Alan tidak tahu ia sedang diperhatikan. Baginya, hanya ada dirinya, piano, dan luka besar yang terus menghantuinya.
Disana, Gideon berdiri terpaku di ambang pintu ruang musik yang setengah terbuka. Awalnya, ia hanya lewat tanpa niat. Tapi dentuman piano yang keras, kacau, penuh amarah itu menarik langkahnya.
Ia mengintip, dan matanya terbelalak. Alan, sahabat dekatnya, anak yang selalu terlihat tenang, sempurna, tak tersentuh, duduk di depan piano dengan wajah berantakan. Air matanya bahkan jatuh, pipinya basah, tubuhnya berguncang.
Gideon hampir tak percaya dengan yang dilihatnya. Alan, yang biasanya dingin dan sulit ditembus, kini terlihat benar-benar hancur.
“Kenapa harus sejauh ini…? Kenapa harus aku…? Kenapa aku nggak bisa ngomong jujur…” suara Alan pecah di antara deretan nada yang makin kacau.
Gideon mengepalkan tangan di balik pintu. Satu nama langsung terlintas di kepalanya. Chesna.
Ia ingat jelas bagaimana gadis itu berlari mengejar Alan beberapa waktu lalu, juga bagaimana wajahnya memerah ketika ditolak.
Gideon semakin yakin, penderitaan Alan ada hubungannya dengan cewek itu.
Dadanya terasa panas. Ada bara yang sulit dijelaskan. Gideon benci mengakui, tapi sejak hari pertama tabrakan fatal dengan Chesna, ia tahu hatinya goyah. Cewek itu berbeda. Tegas, kadang menyebalkan, tapi selalu berani berdiri tegak.
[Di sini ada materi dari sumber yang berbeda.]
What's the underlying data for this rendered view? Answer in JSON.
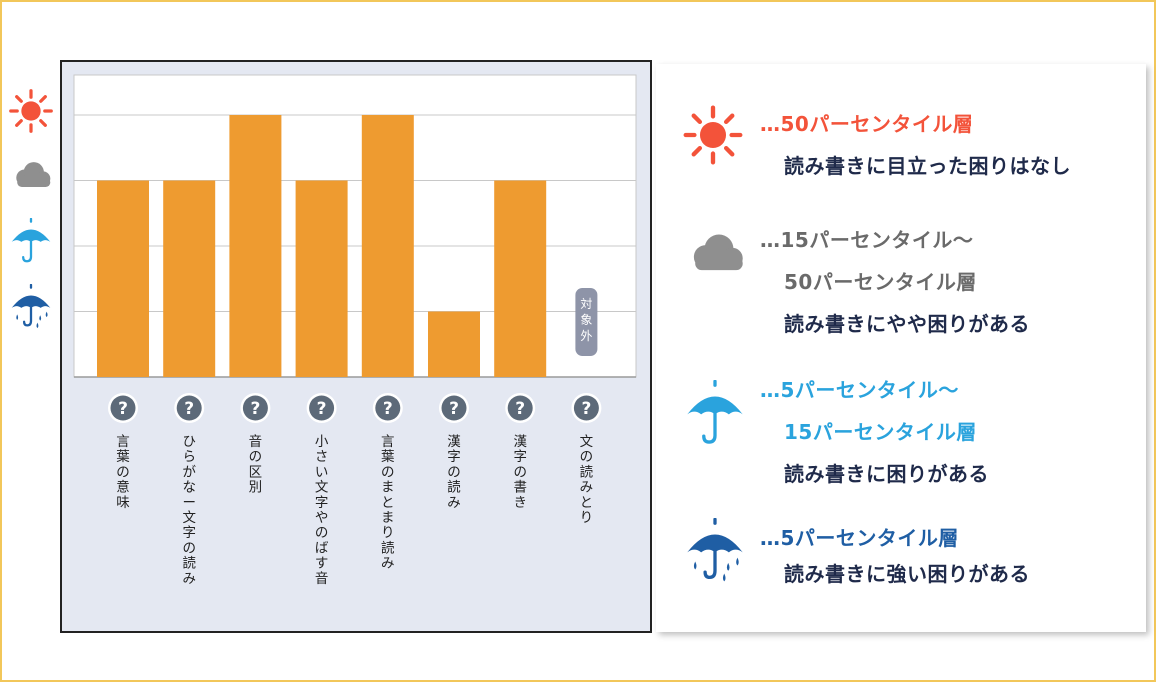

Dan kini, melihat Alan terpuruk karena sesuatu yang diduga terkait Chesna, Gideon merasakan sesuatu yang menusuk lebih dalam.
“Jadi kamu juga…” gumamnya, lirih, penuh getir.
Alan tiba-tiba berhenti bermain, lalu menunduk di depan piano. Bahunya naik turun, menahan tangis yang belum reda.
Gideon mundur selangkah, menempelkan punggungnya ke dinding koridor. Kepalanya dipenuhi pertanyaan dan rasa cemburu.
Ia menggertakkan gigi. “Kalau benar semua ini karena Chesna… aku nggak akan tinggal diam, Al. Aku nggak tahu apa hubungan kalian, tapi aku juga nggak bisa pura-pura nggak peduli sama dia.”
Kali ini, Gideon merasa terjebak dalam lingkaran yang rumit. Persahabatannya dengan Alan dan perasaannya yang tumbuh pada Chesna.